In Private Letter Ruling 200839017 (Released Sept. 26, 2008) the IRS recognizes as an "F" reorganization the conversion an S corporation incorporated as a corporation under state law to a limited liability company organized under state law, so long as the entity remains an S corporation for tax purposes.
The taxpayer (corporation) made 16 representations in connection with the ruling. You can read all 16 here, but in sum it was a plain vanilla transaction. The units received were equal in value to the shares converted, no other consideration was paid, there were no plans by the shareholders to dispose of the units or by the company to sell any assets, no plans to redeem.

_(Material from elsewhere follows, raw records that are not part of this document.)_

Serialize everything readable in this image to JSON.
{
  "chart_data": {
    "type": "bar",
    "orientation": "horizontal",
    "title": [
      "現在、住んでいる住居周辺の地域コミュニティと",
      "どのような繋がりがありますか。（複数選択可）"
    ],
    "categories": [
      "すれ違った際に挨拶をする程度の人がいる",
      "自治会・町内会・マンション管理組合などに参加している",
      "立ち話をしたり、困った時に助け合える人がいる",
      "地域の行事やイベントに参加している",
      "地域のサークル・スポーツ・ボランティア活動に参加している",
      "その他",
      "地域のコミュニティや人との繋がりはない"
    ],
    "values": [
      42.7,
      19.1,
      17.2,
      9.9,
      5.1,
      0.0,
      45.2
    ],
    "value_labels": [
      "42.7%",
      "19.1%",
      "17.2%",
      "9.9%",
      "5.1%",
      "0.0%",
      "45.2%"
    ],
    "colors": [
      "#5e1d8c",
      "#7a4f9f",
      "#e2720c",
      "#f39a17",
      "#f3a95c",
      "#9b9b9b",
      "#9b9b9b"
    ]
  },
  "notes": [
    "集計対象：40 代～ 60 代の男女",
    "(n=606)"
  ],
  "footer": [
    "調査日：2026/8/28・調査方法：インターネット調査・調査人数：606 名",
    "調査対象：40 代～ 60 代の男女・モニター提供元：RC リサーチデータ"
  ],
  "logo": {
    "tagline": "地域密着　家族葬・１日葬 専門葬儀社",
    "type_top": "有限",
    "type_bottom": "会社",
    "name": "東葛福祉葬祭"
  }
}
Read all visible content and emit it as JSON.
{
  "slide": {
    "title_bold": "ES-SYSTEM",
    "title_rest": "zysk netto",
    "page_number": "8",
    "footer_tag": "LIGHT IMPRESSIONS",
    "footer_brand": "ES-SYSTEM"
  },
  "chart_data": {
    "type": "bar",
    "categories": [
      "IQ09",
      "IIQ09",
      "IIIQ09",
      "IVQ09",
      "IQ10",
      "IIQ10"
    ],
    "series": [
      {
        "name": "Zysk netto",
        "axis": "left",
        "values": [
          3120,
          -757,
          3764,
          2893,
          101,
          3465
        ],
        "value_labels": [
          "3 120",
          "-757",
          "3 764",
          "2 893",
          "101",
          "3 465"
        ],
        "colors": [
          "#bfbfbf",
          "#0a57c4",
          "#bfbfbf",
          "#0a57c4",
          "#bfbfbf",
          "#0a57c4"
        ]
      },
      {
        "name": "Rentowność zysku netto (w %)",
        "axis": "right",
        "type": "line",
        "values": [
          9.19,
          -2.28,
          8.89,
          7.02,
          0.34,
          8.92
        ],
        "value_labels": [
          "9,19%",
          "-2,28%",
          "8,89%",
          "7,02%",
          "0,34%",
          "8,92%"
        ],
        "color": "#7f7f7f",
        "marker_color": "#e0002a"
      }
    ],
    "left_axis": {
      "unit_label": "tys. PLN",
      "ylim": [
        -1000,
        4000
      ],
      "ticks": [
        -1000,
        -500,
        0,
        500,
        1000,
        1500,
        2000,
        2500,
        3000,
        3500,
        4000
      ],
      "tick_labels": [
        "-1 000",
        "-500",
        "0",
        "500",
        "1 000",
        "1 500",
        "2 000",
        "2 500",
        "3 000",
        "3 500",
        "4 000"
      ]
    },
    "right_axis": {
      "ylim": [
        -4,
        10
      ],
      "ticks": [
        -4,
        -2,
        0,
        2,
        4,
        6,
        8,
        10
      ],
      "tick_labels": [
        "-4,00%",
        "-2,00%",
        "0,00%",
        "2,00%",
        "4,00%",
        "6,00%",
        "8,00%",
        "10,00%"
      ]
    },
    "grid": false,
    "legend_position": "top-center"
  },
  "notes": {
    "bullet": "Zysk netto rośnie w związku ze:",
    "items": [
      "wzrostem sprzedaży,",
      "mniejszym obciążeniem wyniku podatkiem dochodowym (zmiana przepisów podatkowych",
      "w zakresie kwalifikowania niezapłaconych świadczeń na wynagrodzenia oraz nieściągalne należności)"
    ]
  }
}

Interestingly, the company represented there would be no dissenting shareholders. If that continues to be a key to a conversion it might prove problematic and limit conversions to transactions in which all of the shareholders agree to the conversion in advance. This does not appear to be a requirement in the more traditional F reorganization.
Finally, the taxpayer represented that under state law Newco would be considered the same entity after the conversion as before. Under current Iowa law, a corporation could not make that representation. Under the new Iowa LLC Act Section 489.1009(1) does provide that an organization converted to an LLC is the same entity as before.
Based on these representations, the Service ruled that the conversion would be an F reorganization, no gain or loss would be recognized by any of the participants, the tax basis would be unchanged and the holding periods would tack. Also, the S election would not terminate and the taxpayer would keep its EIN. The Service also noted that the operating agreement would not create different classes of stock because "it does not create different rights to current distributions or liquidation proceeds." There is no way to know if these means that distributions were mandated to be pro rata, like a corporate dividend, or the IRS was recognizing the discretion inherent in LLC distributions. Be cautious here.